Recién llegado de Europa, se encuentra en Lima un joven pintor trujillano que ya se destaca por sus innegables méritos entre la falange de soñadores americanos trasplantados a los grandes centros de arte. Se llama Macedonio de la Torre. Desciende de una familia tradicional. Quiso ser escultor y se trasladó a Dresde. Allí sus ensueños se volvieron hacia la pintura. Estudió, estudió mucho, en los museos y en la naturaleza. Se marchó a Italia. Siguió estudiando. Pasó a Francia. En París hizo la depuración de su bagaje. Y estudió más, más, más. Su capacidad de trabajo está a tono con su infatigable inquietud espiritual. Sabe Macedonio de la Torre que el camino del arte es áspero para la carne.
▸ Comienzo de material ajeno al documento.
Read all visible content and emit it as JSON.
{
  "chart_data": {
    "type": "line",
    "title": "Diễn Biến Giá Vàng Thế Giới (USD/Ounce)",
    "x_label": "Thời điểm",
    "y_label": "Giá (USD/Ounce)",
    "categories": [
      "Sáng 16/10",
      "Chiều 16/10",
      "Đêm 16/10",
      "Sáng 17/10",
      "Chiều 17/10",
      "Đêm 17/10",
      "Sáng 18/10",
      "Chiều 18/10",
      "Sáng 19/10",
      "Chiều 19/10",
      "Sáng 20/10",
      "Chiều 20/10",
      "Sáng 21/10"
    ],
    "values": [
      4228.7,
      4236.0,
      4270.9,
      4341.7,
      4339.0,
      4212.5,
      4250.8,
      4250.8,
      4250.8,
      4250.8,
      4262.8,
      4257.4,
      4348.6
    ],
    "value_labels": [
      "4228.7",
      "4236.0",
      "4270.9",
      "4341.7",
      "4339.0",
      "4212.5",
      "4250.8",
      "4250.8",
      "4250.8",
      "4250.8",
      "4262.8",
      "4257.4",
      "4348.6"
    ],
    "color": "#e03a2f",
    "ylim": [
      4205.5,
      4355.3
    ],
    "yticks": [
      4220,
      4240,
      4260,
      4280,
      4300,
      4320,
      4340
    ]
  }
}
Lo sabe por que así se lo hizo intuir la noble rectitud de su claro intelecto. Lo sabe también por experiencia propia. Pero no está dispuesto a hacerse atrás ni a quedarse en el camino. Tiene fe en los resultados de la voluntad y del fervor constantes.
No ha venido con miras de exhibir. Lo han traído asuntos personales de otro orden; mas, como portara consigo algunas obras suyas, los que las vimos hemos procurado convencerlo de que debe darlas a conocer. El artista accedió a esas demandas y el público limeño podrá ver los cuadros de De la Torre, la semana entrante en los salones de la Academia Alzedo.
Emplea Macedonio de la Torre procedimientos y técnicas pictóricas de muy diversas clases. Todo lo ensaya, y, lo que es más raro, en todo está bien. Pero a mi modo de ver cuando más sobresale es al expresarse usando de los medios de los impresionistas. Esta tendencia la comprende él, en forma afín a la de Le Sinader. Su paleta más que de colorista propiamente dicho, es de luminista. Siente tanto el valor de la matización justa que bien se comprenden sus preferencias por París y los rincones apartados parisienses que sirven de temas para desarrollo sentidos de grises manejados con refinada sensibilidad.
Macedonio de la Torre será para el público una sorpresa gratísima. Él sale del marco corriente aquí. Despreocupado de todo lo que no fuera la formación de su propia personalidad artística, jamás buscó los éxitos que otros se preparan a base de reclame o de fútiles extravagancias. De la Torre es moderno, siente como moderno y dice como moderno, pero lidecto (sic) como es alma (sic) no incurre en la plebeya chocarrería de desconocer el valor de la obra acumulada por los siglos y sabe que nada hay totalmente nuevo bajo el sol. Su exposición debe de interesar a todos puesto que todos nos sentiremos satisfechos de saludar en el ocasional expositor a un artista de alto y grande talento, nacido en nuestro propio país.